LITTLE ROCK — A federal appeals panel Tuesday sided with a Lee County School District employee who claimed she was demoted and forced to quit because she is white.

The 8th U.S. Circuit Court of Appeals in St. Louis said a federal judge erred when he partially overturned a jury’s decision in favor of Sharon Sanders in her federal discrimination lawsuit against the Lee County School District and certain members of its school board.

According to the 8th Circuit’s opinion, Sanders was employed as finance coordinator for the district in September 2007 when an election changed the makeup of the school board from four white members and three black members to four black members and three white members.

Within two months of the election, the new black majority on the school board voted to reassign the district’s only two white administrators, Sanders and Superintendent Wayne Thompson, to diminished positions.
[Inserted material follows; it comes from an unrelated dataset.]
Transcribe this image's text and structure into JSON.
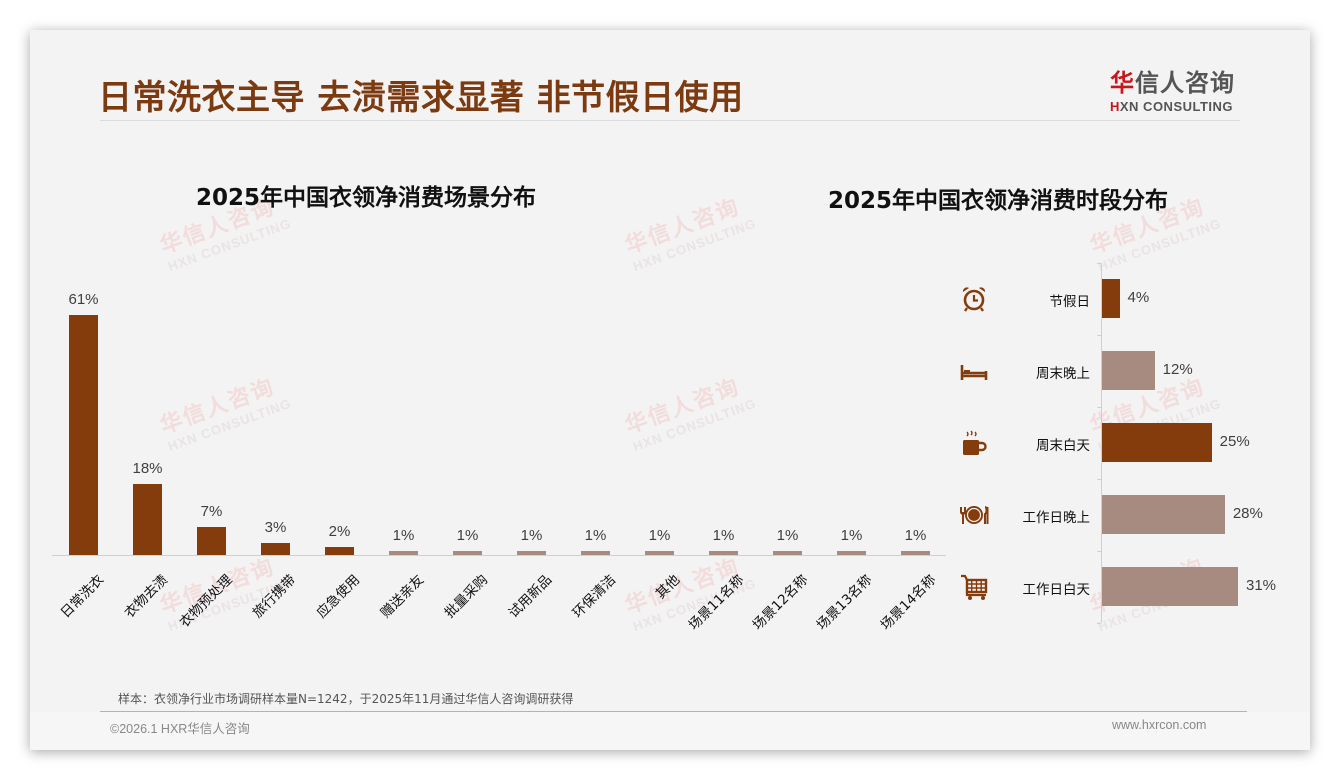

Sanders’ new assignment was food services assistant.

Within five months of Sanders’ reassignment, the school board’s black members moved to eliminate the position of food services assistant. The motion failed after one of the members withdrew her second, however.
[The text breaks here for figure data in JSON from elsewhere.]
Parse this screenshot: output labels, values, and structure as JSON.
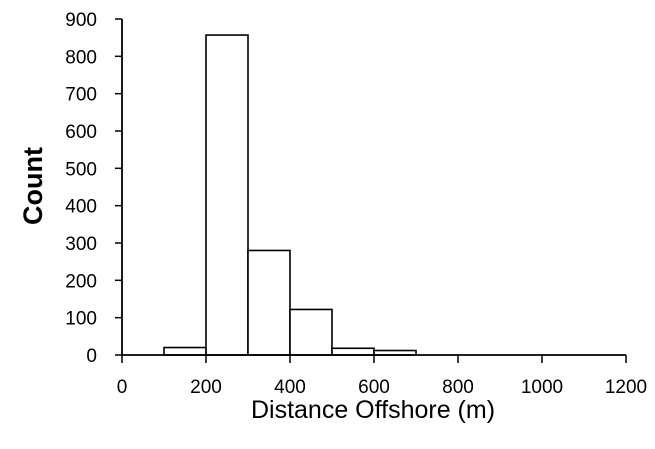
{
  "chart_data": {
    "type": "bar",
    "title": "",
    "xlabel": "Distance Offshore (m)",
    "ylabel": "Count",
    "xlim": [
      0,
      1200
    ],
    "ylim": [
      0,
      900
    ],
    "xticks": [
      "0",
      "200",
      "400",
      "600",
      "800",
      "1000",
      "1200"
    ],
    "yticks": [
      "0",
      "100",
      "200",
      "300",
      "400",
      "500",
      "600",
      "700",
      "800",
      "900"
    ],
    "grid": false,
    "bins": [
      {
        "start": 0,
        "end": 100,
        "value": 0
      },
      {
        "start": 100,
        "end": 200,
        "value": 20
      },
      {
        "start": 200,
        "end": 300,
        "value": 857
      },
      {
        "start": 300,
        "end": 400,
        "value": 280
      },
      {
        "start": 400,
        "end": 500,
        "value": 122
      },
      {
        "start": 500,
        "end": 600,
        "value": 18
      },
      {
        "start": 600,
        "end": 700,
        "value": 12
      },
      {
        "start": 700,
        "end": 800,
        "value": 0
      },
      {
        "start": 800,
        "end": 900,
        "value": 0
      },
      {
        "start": 900,
        "end": 1000,
        "value": 0
      },
      {
        "start": 1000,
        "end": 1100,
        "value": 0
      },
      {
        "start": 1100,
        "end": 1200,
        "value": 0
      }
    ]
  }
}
Sanders took sick leave after being reassigned and remained on sick leave from November 2007 through August 2008. During that time she repeatedly asked the board for a job description defining her new duties, but none was provided.

In August 2008, the superintendent told her in a letter that he was recommending she be fired because of her extensive sick leave. She submitted a letter of resignation in September 2008 and later filed a lawsuit alleging racial discrimination, a hostile work environment and constructive discharge on the basis of race — i.e., that she was forced to quit because she is white.

The claim of a hostile work environment was dismissed, but the other allegations went to trial. The defendants argued at the trial that Sanders was demoted because of insubordination and was not discharged.

The jury ruled in Sanders’ favor and awarded her $10,000 in compensatory damages for emotional distress caused by discrimination, $60,825 in lost wages and benefits for being constructively discharged, and a total of $8,000 in punitive damages to be paid by certain school board members.

A federal judge later reversed the jury’s finding that Sanders was constructively discharged and reversed the award of punitive damages, though the judge left intact the racial discrimination claim and the jury’s award of $10,000 in compensatory damages.

Sanders requested nearly $47,000 in attorney’s fees, but the federal judge awarded her only about $3,000.

Tuesday, a three-judge panel of the 8th Circuit reversed the judge’s ruling that Sanders was not constructively discharged.

“The evidence showing the board summarily reassigned the only two Caucasian employees in administrative positions shortly after the racial composition of the board changed, and then subsequently voted to eliminate the position to which Sanders had been reassigned, suffices as evidence of the board’s intent to force Sanders to quit,” Judge Kermit Bye wrote in the opinion.

Bye also wrote that it was “telling” that the board never provided Sanders with a job description outlining her new duties after reassigning her.

The 8th Circuit ordered new proceedings to determine whether Sanders should receive punitive damages. The jury was not properly instructed to consider whether the defendants knew they were violating federal law, the appeals court said.

The appeals court also ordered new proceedings to determine how the award of attorney’s fees should be affected by its ruling Tuesday.